Ho visto un dermatologo dell’Upper West Side – alto, biondo, con una pelle spaventosamente bella – che mi ha prescritto un altro ciclo di Retin-A. Questa volta, l’esperienza precedente e i consigli di sconosciuti su Internet mi avevano preparata per l’apocalisse. Mi sono attenuta al trattamento prescritto, una spalmata della grandezza di un pollice una volta alla settimana. Un paio di mesi nel regime, è iniziata la “pulizia”. “Pensalo come la tua pelle che porta fuori la spazzatura da dentro la casa”, ha spiegato il mio dermatologo. Mi ha scritto delle prescrizioni per delle creme idratanti, separate per la mattina e la sera. Cominciai a sdraiarmi sul lato sinistro del letto quando il lato destro della mia faccia diventò troppo infiammato per posizionarlo piatto sul cuscino.
Avere l’acne degli adulti non è certo il modo peggiore in cui il tuo corpo può tradirti. È stato un colpo alla mia vanità, certamente, e una piccola indegnità – anche come cittadino del mondo che paga le tasse, affitta appartamenti, ha un’assicurazione sanitaria – dover combattere ancora una volta una condizione che pensavo di essermi lasciato alle spalle insieme all’apparecchio per i denti e al coprifuoco serale. Ma c’è una crudeltà unica nel modo di Retin-A di peggiorare il problema prima che migliori. Le foto “prima e dopo” su Reddit non mi hanno preparato per quello che ho subito nel mezzo: la farsa di mantenere il contatto visivo durante le conversazioni, anche se potevo vedere la persona con cui stavo parlando guardare involontariamente verso le chiazze grezze lungo la mia mascella.
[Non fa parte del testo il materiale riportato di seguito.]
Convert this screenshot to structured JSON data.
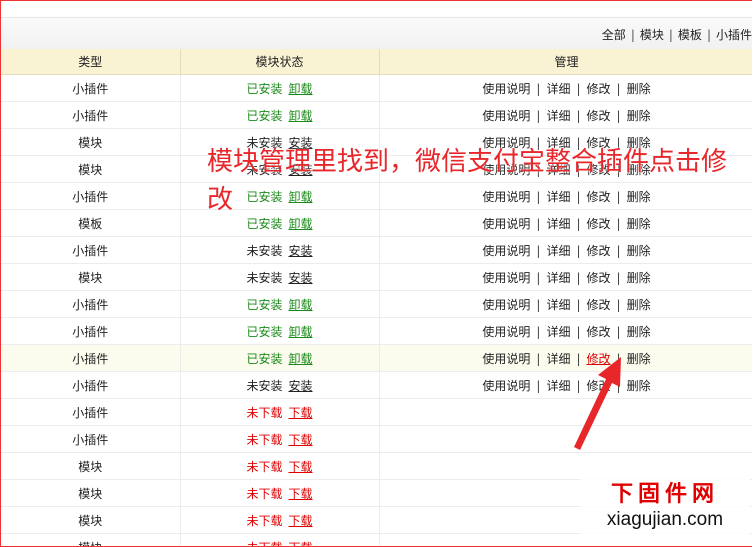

A differenza delle ferite di un lifting facciale o di una procedura chirurgica, il recupero causato dalla Retin-A non avviene sotto le bende. L’inevitabile spargimento di pelle viola uno dei principi dell’essere un adulto – e, specialmente, una donna – nella società educata: è un’esibizione pubblica dello sforzo concertato, e occasionalmente doloroso, che si fa per mantenere un’apparenza di normalità verso l’esterno.
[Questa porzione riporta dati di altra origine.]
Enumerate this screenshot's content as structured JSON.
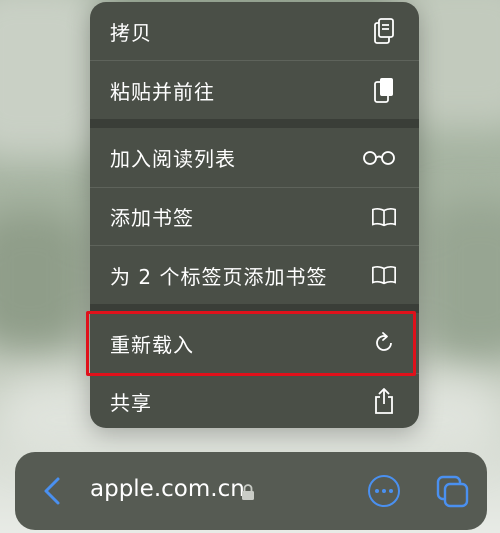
{
  "menu": {
    "items": [
      {
        "label": "拷贝",
        "icon": "copy-icon"
      },
      {
        "label": "粘贴并前往",
        "icon": "paste-icon"
      },
      {
        "label": "加入阅读列表",
        "icon": "reading-list-glasses-icon"
      },
      {
        "label": "添加书签",
        "icon": "book-icon"
      },
      {
        "label": "为 2 个标签页添加书签",
        "icon": "book-icon"
      },
      {
        "label": "重新载入",
        "icon": "reload-icon"
      },
      {
        "label": "共享",
        "icon": "share-icon"
      }
    ],
    "highlighted_item": "重新载入",
    "highlight_color": "#e0111b"
  },
  "address_bar": {
    "url": "apple.com.cn",
    "secure": true,
    "accent_color": "#4a90f0"
  }
}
Come l’amore e il fallimento, la pelle chiara, quando finalmente arrivò, lo fece in modo casuale, poi tutto in una volta. Sono passati due anni da quando ho aperto un nuovo tubetto di Retin-A 0,1% e più di sei mesi da quando un brufolo ha invaso il mio viso per l’ultima volta. La mia fronte ora emette un bagliore simile ai fari di un camion nelle foto con l’iPhone a causa della sua levigatezza un po’ artificiale, da Barbie.Ogni tanto, sento ancora le pulsazioni di un brufolo nascente che minaccia di emergere dal profondo della mia pelle, ma non lo fa mai veramente. Nel caso di Justin, tengo un tubo nodoso e mezzo spremuto di Retin-A sul mio comò, impolverato dal disuso. Non sono riuscita a postare i miei scatti prima e dopo su Reddit: il mio telefono è caduto in una pozzanghera e tutte le foto dei miei anni di retinoidi sono state cancellate. Ma, il mese scorso, mia madre ha sbirciato nello schermo sgranato della nostra videochiamata settimanale su WhatsApp. “La pelle sembra buona, Iva”, ha detto.